The World Food Program (WFP) this week said the Ukraine crisis is likely to further increase fuel and food prices, especially grains, in import-dependent Yemen where food costs have more than doubled in many areas in the past year.
Russia and Ukraine account for about 29% of global wheat exports and interruption to that flow is pushing up global prices.
Conflict and inflation in Yemen have pushed millions to the brink of famine.
“People are now rushing to purchase, people are on alert, anticipating a crisis,” said wholesaler Mohammed al-Nimri in Yemen’s capital Sanaa. “They are taking, ten, twenty sacks.”
Flour importer Mahran Al-Qadi said they had stocks, but people were panic buying. “Some merchants have even raised prices after seeing the great demand.”
Seven years of conflict have divided Yemen between an internationally recognised government in the southern city of Aden, and the Iran-aligned Houthi group in Sanaa.
The Aden government on Tuesday held a meeting on food supplies and said there were four months of wheat and other basic goods stocks.
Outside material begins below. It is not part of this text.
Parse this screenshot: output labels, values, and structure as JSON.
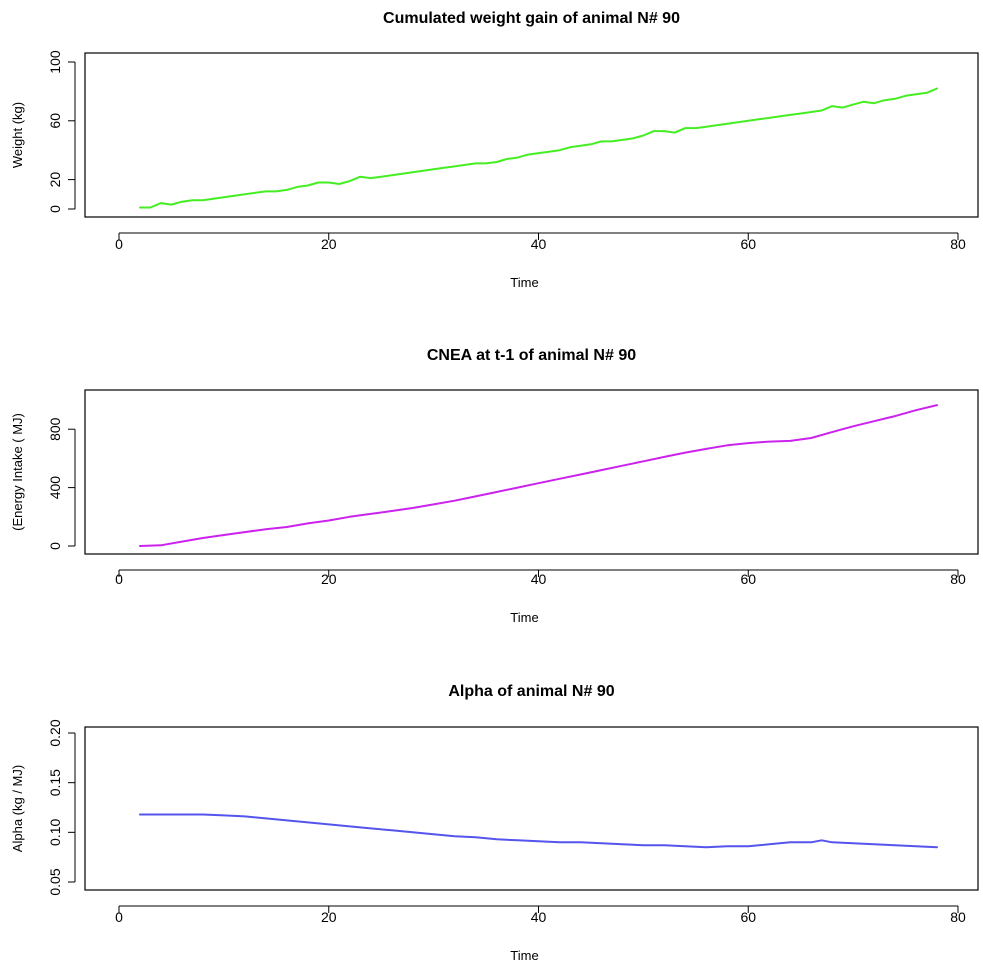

The Houthis’ deputy industry minister Muhammad al-Hashemi told Reuters the administration had several months of wheat stocks and more were coming from outside Ukraine and Russia.
Concerns about supplies come on top of a deteriorating hunger situation in Yemen and amid a shortfall in aid funding.
The WFP has since January cut rations for 8 million of the 13 million people it feeds a month, with warnings of more cuts.
“We have no choice but to take food from the hungry to feed the starving,” WFP head David Beasley said.
Sweden and Switzerland will co-host a donor conference on March 16 to fund the U.N.’s 2022 Humanitarian Response Plan, which in 2021 was only 58% funded.